In Capitol Hill Baptist Church v. Bowser, (D DC, Oct. 9, 2020), a D.C. federal district court issued a preliminary injunction allowing plaintiff church to hold outdoor services, with masks and appropriate social distancing, beyond the 100-person maximum set out in the D.C. mayor's COVID-19 restrictions. The court concluded that current restrictions on the church's outdoor services violate RFRA. The court said in part:
The District proposes that under its current restrictions the Church could “hold multiple services, host a drive-in service, or broadcast the service online or over the radio,” as other faith communities in the District have done.... But the District misses the point.
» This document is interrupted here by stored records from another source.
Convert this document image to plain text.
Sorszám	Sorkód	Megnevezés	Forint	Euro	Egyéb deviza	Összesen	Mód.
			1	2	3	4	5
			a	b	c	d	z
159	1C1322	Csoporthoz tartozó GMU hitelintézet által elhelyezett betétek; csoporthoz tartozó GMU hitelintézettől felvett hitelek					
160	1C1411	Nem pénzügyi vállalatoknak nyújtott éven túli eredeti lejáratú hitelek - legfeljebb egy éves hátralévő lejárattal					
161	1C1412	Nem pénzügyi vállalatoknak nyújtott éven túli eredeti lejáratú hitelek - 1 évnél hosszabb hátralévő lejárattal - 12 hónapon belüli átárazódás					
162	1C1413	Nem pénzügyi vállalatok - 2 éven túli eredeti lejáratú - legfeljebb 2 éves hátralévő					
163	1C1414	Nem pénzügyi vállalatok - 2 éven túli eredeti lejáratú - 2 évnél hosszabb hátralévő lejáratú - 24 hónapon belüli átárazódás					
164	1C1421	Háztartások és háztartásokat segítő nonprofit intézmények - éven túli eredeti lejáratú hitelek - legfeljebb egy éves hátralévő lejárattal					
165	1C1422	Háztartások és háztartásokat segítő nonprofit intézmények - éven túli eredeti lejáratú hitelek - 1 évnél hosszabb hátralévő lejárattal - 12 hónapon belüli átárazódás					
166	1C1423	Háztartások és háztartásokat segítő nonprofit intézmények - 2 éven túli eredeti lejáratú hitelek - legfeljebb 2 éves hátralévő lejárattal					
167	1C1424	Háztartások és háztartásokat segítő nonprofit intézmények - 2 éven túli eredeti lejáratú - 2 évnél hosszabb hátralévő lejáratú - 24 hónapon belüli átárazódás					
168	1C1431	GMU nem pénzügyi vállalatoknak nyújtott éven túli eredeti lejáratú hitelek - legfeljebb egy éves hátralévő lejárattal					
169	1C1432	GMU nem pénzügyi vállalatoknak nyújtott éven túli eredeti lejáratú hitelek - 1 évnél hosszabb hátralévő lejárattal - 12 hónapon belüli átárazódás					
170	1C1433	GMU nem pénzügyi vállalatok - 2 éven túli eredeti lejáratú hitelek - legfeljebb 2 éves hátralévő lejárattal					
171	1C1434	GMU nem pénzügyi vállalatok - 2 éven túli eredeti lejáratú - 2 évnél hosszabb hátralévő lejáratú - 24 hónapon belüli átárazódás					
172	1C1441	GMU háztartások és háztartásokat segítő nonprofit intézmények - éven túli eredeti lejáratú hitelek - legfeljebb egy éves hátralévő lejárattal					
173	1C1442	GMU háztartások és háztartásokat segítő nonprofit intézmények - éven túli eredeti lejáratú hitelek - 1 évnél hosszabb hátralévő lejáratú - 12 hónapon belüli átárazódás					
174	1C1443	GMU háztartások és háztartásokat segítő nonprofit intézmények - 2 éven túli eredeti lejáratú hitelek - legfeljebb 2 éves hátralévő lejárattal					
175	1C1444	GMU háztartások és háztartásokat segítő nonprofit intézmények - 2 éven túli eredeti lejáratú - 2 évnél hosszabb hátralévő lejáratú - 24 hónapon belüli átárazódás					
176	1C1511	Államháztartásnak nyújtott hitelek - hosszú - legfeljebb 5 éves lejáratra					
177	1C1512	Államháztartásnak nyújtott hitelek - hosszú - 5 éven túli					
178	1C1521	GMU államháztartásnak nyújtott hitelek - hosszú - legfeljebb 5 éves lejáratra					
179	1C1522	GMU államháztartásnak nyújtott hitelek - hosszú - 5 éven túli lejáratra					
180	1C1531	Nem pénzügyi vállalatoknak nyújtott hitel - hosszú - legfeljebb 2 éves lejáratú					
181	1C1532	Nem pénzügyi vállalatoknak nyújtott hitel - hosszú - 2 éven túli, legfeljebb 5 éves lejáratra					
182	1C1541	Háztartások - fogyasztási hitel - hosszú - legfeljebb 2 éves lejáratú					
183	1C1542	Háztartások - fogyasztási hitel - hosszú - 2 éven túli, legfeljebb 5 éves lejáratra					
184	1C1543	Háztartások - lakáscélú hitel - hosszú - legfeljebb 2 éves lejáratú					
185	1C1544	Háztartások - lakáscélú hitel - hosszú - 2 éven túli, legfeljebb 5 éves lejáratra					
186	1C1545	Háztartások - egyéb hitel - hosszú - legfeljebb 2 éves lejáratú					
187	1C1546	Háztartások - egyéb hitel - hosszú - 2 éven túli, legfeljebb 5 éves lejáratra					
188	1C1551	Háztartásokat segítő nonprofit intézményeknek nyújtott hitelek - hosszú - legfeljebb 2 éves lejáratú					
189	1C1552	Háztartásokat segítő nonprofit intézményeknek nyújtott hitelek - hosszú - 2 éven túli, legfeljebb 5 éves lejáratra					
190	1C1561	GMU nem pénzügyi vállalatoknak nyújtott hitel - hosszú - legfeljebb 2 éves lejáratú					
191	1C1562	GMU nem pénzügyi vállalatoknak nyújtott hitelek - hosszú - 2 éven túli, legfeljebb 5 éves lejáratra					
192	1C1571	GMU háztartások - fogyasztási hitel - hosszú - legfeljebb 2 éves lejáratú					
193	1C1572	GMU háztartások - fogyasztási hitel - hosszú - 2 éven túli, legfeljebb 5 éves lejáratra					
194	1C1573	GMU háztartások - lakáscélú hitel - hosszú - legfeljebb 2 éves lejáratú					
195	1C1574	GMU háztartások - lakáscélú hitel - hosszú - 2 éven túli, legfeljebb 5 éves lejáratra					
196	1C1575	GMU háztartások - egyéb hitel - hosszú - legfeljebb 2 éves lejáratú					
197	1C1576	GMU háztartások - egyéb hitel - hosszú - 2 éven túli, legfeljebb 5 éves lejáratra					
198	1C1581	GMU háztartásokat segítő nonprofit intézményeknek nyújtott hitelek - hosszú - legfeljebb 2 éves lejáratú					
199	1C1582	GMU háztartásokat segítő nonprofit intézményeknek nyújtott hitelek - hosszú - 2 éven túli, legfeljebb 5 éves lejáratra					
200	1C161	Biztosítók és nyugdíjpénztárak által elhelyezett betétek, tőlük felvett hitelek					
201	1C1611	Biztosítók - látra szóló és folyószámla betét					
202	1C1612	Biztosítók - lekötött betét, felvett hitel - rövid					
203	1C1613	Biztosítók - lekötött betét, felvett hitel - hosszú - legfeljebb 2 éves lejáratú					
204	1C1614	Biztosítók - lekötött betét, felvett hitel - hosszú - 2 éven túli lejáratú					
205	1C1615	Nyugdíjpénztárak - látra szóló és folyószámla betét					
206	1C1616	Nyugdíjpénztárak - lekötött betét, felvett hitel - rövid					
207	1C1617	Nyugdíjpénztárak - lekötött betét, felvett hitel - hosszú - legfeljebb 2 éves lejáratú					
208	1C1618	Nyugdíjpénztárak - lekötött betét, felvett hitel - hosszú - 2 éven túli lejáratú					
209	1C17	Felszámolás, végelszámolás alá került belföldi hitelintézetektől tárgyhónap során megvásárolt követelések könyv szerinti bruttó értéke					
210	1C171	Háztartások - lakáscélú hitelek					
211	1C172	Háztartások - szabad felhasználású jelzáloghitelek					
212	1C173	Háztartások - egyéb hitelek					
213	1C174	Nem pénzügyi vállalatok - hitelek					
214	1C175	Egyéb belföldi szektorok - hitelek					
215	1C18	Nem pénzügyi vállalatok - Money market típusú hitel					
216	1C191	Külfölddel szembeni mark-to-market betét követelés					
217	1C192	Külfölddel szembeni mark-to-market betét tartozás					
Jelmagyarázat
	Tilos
It ignores the Church’s sincerely held (and undisputed) belief about the theological importance of gathering in person as a full congregation. The “substantial burden inquiry asks whether the government has substantially burdened religious exercise . . . not whether [the Church] is able to engage in other forms of religious exercise.”... The District may think that its proposed alternatives are sensible substitutes. And for many churches they may be. But “it is not for [the District] to say that [the Church’s] religious beliefs” about the need to meet together as one corporal body “are mistaken or insubstantial.”... It is for the Church, not the District or this Court, to define for itself the meaning of “not forsaking the assembling of ourselves together.”...
The court made clear that its order applied only to the church that was plaintiff in this case.